Em regime de violência não há diálogo, mas silenciamentos. Esta interdição parece ser
replicada e mantida ao longo da nossa história comum. Os vários regimes ditatoriais ao
longo da Lusofonia têm de modos variados cassado o lugar da fala, a praça, aquele lugar
onde real e simbólico que Sócrates abordava os atenienses na Grécia do século V a.C, não
tem muito espaço entre nós. Pelo que nos leva à escassez de recursos para resolução dos
conflitos mais prosaicos em nossas tecituras sociais.

O silenciamento nos gera a falta de intimidade e conexão com os nossos mais próximos,
de modo dissimulado, e mais agudo com os Outros da grande pátria cultural. Temos uma
narração em comum, mas ela é de silenciamentos, e por este silêncio aflora a angústia e
a desconfiança. Gerando o paradoxo de nos atrairmos, pois temos traços comuns que nos
permitem querer conhecer os elementos não-comuns, mas este projeto nunca se
consolida, não consegue ultrapassar as desconfianças e avançar para uma criatividade
cultural coletiva mais alargada. O medo de falar abertamente impede a criação de laços
mais profundos. Sendo ilustrado pelo que Mia Couto (2009) denominou de “meia voz”
ou em “diafonia”, como forma de expressividade da Lusofonia.
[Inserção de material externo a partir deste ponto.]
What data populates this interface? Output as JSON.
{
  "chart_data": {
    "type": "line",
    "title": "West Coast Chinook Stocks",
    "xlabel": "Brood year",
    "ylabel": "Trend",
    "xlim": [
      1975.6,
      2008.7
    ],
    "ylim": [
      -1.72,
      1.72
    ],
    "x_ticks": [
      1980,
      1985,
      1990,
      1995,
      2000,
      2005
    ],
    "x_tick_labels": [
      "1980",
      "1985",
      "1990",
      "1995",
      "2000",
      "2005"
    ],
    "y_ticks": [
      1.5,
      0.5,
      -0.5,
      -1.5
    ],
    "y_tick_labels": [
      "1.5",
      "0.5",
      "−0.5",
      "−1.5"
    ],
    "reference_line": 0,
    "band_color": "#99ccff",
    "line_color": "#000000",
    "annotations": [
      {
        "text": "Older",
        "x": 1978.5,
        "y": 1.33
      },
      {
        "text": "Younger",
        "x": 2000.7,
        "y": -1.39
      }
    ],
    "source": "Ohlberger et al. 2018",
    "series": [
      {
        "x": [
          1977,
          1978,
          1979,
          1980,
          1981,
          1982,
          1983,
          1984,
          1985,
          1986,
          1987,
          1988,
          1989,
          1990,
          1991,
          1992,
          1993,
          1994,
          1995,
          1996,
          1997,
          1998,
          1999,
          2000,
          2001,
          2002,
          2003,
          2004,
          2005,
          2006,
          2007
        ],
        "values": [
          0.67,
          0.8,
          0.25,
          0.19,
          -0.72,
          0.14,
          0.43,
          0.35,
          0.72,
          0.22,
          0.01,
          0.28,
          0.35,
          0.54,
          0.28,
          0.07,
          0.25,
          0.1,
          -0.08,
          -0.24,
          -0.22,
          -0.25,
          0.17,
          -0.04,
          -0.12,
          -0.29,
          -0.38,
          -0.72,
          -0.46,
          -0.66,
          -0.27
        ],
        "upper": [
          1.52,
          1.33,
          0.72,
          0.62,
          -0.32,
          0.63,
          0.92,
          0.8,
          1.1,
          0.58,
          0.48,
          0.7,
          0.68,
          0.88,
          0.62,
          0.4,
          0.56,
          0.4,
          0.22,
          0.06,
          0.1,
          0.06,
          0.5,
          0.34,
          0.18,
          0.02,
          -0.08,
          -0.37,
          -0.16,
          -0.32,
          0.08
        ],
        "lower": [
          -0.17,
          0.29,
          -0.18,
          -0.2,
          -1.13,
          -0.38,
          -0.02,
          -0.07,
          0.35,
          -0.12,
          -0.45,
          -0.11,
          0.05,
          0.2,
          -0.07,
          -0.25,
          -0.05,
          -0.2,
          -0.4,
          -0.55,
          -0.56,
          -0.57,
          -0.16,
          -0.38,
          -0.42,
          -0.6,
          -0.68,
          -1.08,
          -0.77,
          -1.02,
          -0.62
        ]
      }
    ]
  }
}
Estes não ditos perpetuam estereótipos e tabus. Romper os pontos silenciados na


Lusofonia é essencial para construir relações mais saudáveis e fortalecer a comunidade.
Através do diálogo aberto e da escuta ativa, podemos superar barreiras invisíveis e
construir uma comunicação mais autêntica e profunda. As mídias sociais têm sido uma
importante ferramenta para este nosso conhecimento mútuo, ainda que às vezes pode ser
lugar de propagar justamente estereótipos. Jovens engajados na produção de conteúdos
digitais têm sido um farol neste sentido. Especialmente conteúdos dedicados à arte do
entretenimento. Mais tímido tem sido o uso das Tecnologias de Informação e
Comunicação aplicadas à Educação, em especial em projetos públicos/estatais com a
https://mindelinsite.com/opiniao/os-silencios-na-lusofonia/

finalidade de promover esta aproximação da vida universitária. Hoje, esta é a via mais
factível e salutar de sermos uma comunidade efetiva.